El Bayern, sin embargo, no está dispuesto a correr riesgos en pleno mes de agosto. El plan es sencillo: nada de sobrecargarle en el Franz Beckenbauer Super Cup, ajustar tratamiento y llegar con él en las mejores condiciones posibles al verdadero pistoletazo de salida liguero.
Objetivo: estar listo para la Bundesliga
Dentro del club hay confianza. Pese a los dos sustos recientes, en el Bayern son optimistas respecto a la presencia de Musiala en el debut de la Bundesliga contra VfB Stuttgart el próximo viernes. El mediapunta ya ha trabajado en solitario en Säbener Straße, vigilado de cerca por el cuerpo médico y el cuerpo técnico.
En la rueda de prensa previa a la Supercopa, Max Eberl y Vincent Kompany detallaron un contexto que en el vestuario se conoce desde hace tiempo. El Bayern sabe de la condición neurológica de Musiala desde hace más de un año. No es una novedad interna. Lo que ha cambiado, explican, son los efectos secundarios provocados por una modificación en la medicación.
La solución pasa por un paso atrás controlado: volver al tratamiento anterior, el que había funcionado sin sobresaltos. El club respalda al futbolista sin fisuras y espera que, una vez estabilizado el cuadro, pueda firmar una gran temporada.
Un vestuario que ya conocía la situación
Dentro del Bayern el tema no se vive como un tabú. No es un asunto de conversación diaria, pero tampoco un secreto. La plantilla se ha volcado públicamente en su apoyo en las últimas semanas, aunque muchos sabían desde hace tiempo lo que había detrás.
Musiala, que ya ha tenido un año complicado por las lesiones, necesita estabilidad. El último curso quedó marcado por el golpe sufrido ante PSG en el Club World Cup del verano pasado, una lesión grave que lo dejó más de siete meses fuera de los terrenos de juego. Demasiado tiempo lejos del balón para un jugador que vive del ritmo, de la chispa, de la confianza.

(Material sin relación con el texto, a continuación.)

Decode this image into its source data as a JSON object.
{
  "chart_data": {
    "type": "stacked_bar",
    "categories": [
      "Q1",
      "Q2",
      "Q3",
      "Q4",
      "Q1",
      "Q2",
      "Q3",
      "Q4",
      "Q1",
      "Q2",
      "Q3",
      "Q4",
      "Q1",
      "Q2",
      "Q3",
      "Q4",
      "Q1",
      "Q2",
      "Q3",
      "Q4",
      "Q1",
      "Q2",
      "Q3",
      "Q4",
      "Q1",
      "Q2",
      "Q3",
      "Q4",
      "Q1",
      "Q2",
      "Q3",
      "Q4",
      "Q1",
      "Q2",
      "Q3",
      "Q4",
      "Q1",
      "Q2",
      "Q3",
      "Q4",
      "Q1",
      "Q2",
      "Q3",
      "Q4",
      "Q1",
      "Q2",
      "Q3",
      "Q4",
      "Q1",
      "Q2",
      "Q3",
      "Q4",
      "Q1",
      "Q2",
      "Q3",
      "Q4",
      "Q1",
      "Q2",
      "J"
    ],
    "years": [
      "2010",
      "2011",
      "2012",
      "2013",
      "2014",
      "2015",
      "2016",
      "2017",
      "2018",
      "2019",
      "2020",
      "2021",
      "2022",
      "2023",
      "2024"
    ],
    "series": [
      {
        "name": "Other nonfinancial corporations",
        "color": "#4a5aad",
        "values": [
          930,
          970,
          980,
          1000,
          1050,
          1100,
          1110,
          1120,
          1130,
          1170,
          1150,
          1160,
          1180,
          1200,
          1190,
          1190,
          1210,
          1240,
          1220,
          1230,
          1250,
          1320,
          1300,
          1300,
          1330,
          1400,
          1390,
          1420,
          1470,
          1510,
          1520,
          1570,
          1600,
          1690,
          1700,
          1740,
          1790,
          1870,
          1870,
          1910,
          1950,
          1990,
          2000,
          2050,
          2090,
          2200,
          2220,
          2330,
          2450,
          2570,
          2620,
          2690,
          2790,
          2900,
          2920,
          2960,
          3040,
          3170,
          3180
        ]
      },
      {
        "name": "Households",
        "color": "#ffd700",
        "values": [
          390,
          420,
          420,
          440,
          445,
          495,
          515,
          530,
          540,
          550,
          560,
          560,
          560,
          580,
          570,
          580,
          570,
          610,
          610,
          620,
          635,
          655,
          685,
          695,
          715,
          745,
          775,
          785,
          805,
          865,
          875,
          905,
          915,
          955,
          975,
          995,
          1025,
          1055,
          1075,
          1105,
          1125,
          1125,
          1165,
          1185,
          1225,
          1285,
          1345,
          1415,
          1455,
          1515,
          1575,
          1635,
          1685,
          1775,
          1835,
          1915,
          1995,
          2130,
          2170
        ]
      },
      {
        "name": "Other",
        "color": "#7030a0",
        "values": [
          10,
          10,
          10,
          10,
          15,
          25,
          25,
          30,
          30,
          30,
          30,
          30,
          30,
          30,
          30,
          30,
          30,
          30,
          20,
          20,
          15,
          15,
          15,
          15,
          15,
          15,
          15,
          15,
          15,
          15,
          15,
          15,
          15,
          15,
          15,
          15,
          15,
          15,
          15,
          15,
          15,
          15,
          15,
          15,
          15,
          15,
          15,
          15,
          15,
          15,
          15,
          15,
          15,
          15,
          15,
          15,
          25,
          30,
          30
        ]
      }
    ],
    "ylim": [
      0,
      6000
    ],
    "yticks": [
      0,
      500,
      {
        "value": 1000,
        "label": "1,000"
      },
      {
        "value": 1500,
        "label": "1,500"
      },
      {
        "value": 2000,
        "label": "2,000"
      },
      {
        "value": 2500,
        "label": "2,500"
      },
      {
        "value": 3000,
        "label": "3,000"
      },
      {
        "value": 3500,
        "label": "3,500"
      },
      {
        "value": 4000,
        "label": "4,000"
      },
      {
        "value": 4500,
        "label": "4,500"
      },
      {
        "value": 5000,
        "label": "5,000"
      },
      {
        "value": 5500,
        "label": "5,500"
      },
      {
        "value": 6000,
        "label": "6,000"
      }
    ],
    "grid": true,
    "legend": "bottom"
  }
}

Tras completar la recuperación, le costó reencontrar su mejor versión. Normal. El club lo sabe, la grada también. De ahí que esta temporada se viva casi como una segunda oportunidad para ver al Musiala eléctrico, decisivo, que se esperaba antes de la cadena de contratiempos.
Bajas sensibles para Kompany en la Supercopa
El Bayern no solo perderá a Musiala para el duelo ante Dortmund. Lennart Karl y Serge Gnabry también se quedan fuera mientras continúan sus procesos de recuperación. Tres ausencias que obligan a Kompany a ajustar su plan en el primer examen serio del curso.
Pese a todo, la expectativa en Múnich es alta. Nuevo entrenador, un grupo con profundidad y un mensaje claro: cuidar a sus piezas clave ahora para llegar fuertes a lo que realmente importa, la larga batalla por la Bundesliga.
La Supercopa marcará el tono de la rivalidad con Dortmund, pero la verdadera pregunta se abre más allá de una noche de agosto: ¿hasta dónde puede llegar este Bayern si consigue tener a Jamal Musiala sano, confiado y al mando de su fútbol?